Metro Bank has agreed to buy peer-to-peer lender RateSetter in a £12m deal to boost the challenger bank’s turnround efforts by expanding into more profitable areas of consumer lending.
The bank, which opened its first branch 10 years ago last week, said on Monday it would pay £2.5m up front and a further £9.5m over the three years following completion, subject to undisclosed performance criteria.
Dan Frumkin, Metro Bank chief executive, said the purchase would help it reach “an important strategic ambition” as it looked to shift away from a focus on highly competitive mortgage loans into more profitable areas of business.
Metro is in the early stages of a four-year restructuring plan after a disastrous 2019 that started with the discovery of a major reporting error and ended with the departure of its chairman and chief executive.
The lossmaking bank said in February that it wanted to expand its unsecured lending business, and on Monday said RateSetter’s technology would “enable the bank to rapidly accelerate this ambition via an existing, scalable platform”.
It said the deal would have a positive impact on its net interest margin in the first full year after the acquisition.
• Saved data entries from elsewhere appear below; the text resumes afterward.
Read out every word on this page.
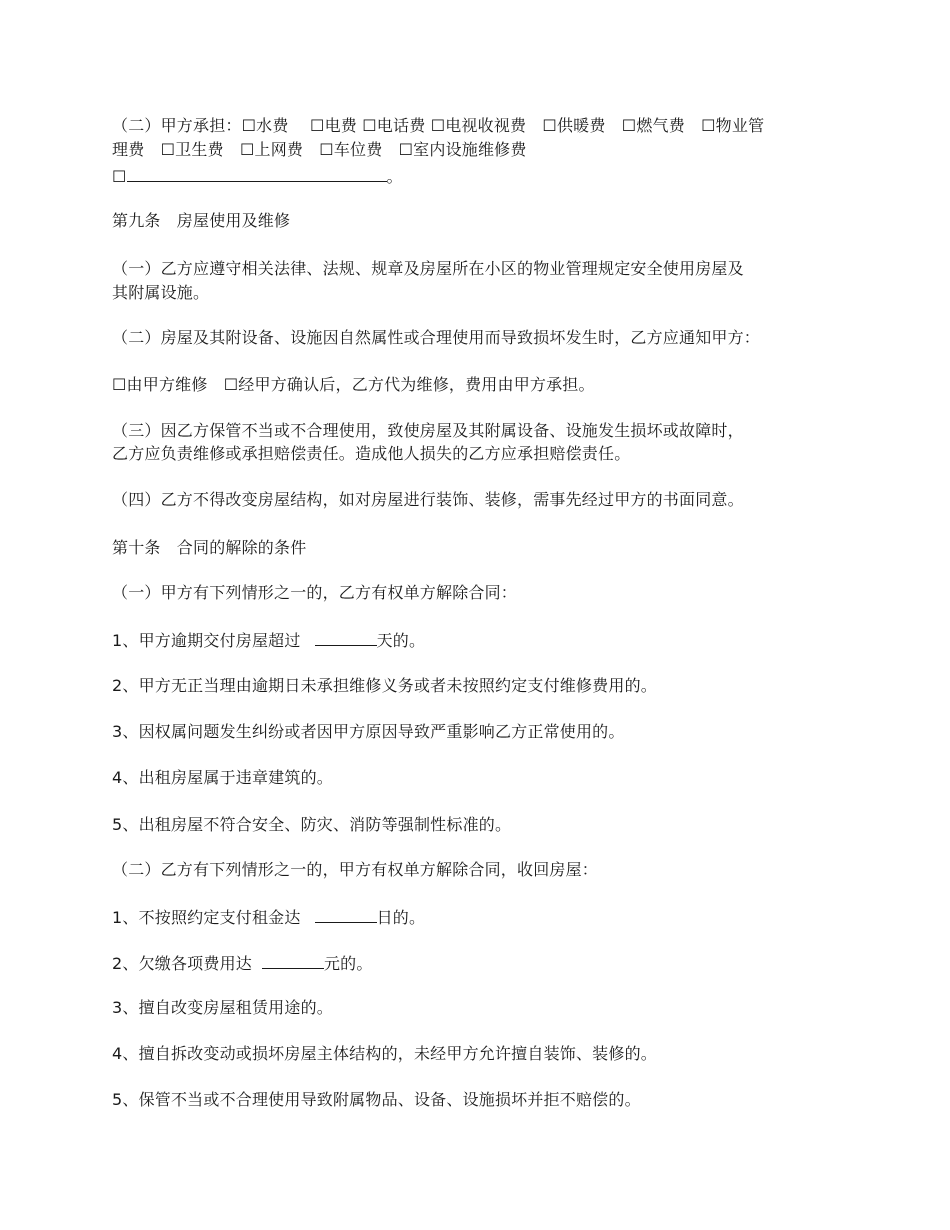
（二）甲方承担：☐水费　 ☐电费 ☐电话费 ☐电视收视费　☐供暖费　☐燃气费　☐物业管
理费　☐卫生费　☐上网费　☐车位费　☐室内设施维修费
☐	。
第九条　房屋使用及维修
（一）乙方应遵守相关法律、法规、规章及房屋所在小区的物业管理规定安全使用房屋及
其附属设施。
（二）房屋及其附设备、设施因自然属性或合理使用而导致损坏发生时，乙方应通知甲方：
☐由甲方维修　☐经甲方确认后，乙方代为维修，费用由甲方承担。
（三）因乙方保管不当或不合理使用，致使房屋及其附属设备、设施发生损坏或故障时，
乙方应负责维修或承担赔偿责任。造成他人损失的乙方应承担赔偿责任。
（四）乙方不得改变房屋结构，如对房屋进行装饰、装修，需事先经过甲方的书面同意。
第十条　合同的解除的条件
（一）甲方有下列情形之一的，乙方有权单方解除合同：
1、甲方逾期交付房屋超过	天的。
2、甲方无正当理由逾期日未承担维修义务或者未按照约定支付维修费用的。
3、因权属问题发生纠纷或者因甲方原因导致严重影响乙方正常使用的。
4、出租房屋属于违章建筑的。
5、出租房屋不符合安全、防灾、消防等强制性标准的。
（二）乙方有下列情形之一的，甲方有权单方解除合同，收回房屋：
1、不按照约定支付租金达	日的。
2、欠缴各项费用达	元的。
3、擅自改变房屋租赁用途的。
4、擅自拆改变动或损坏房屋主体结构的，未经甲方允许擅自装饰、装修的。
5、保管不当或不合理使用导致附属物品、设备、设施损坏并拒不赔偿的。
It is expected to knock about 0.3 percentage points from the company’s common equity tier one ratio, which stood at 15.6 per cent at the end of last year.
John Cronin, an analyst at Goodbody, said the capital impact was “manageable given its current excess capital position”. He said overall the deal was “a positive move from Metro’s perspective as we see the need for the business to develop further into higher-yielding lending segments”, but added that it was not “a panacea in the context of the wider challenges”.
The acquisition marks the end of one of the country’s largest and oldest peer-to-peer lenders as a standalone business. It was completed at an even lower price than some analysts had predicted, highlighting the disruptive impact the coronavirus has had on the sector.
RateSetter was one of the pioneers of peer to peer in the UK, lending more than £4bn on behalf of retail investors who received the income from the loans. Although Metro said it would keep the RateSetter brand and service existing loans on behalf of its peer-to-peer investors, all future loans would be funded from customer deposits and kept on its balance sheet.
Many peer-to-peer lenders ran into difficulty when the pandemic hit the UK earlier this year as nervous retail investors looked to withdraw their funds and demand for new loans dried up.
Rhydian Lewis, RateSetter co-founder and chief executive, will join Metro Bank’s executive committee on completion of the deal. He said: “RateSetter and Metro Bank share a focus on delivering something better for the customer and the strategic logic of pairing Metro Bank’s strong deposit base with our lending capability is compelling.”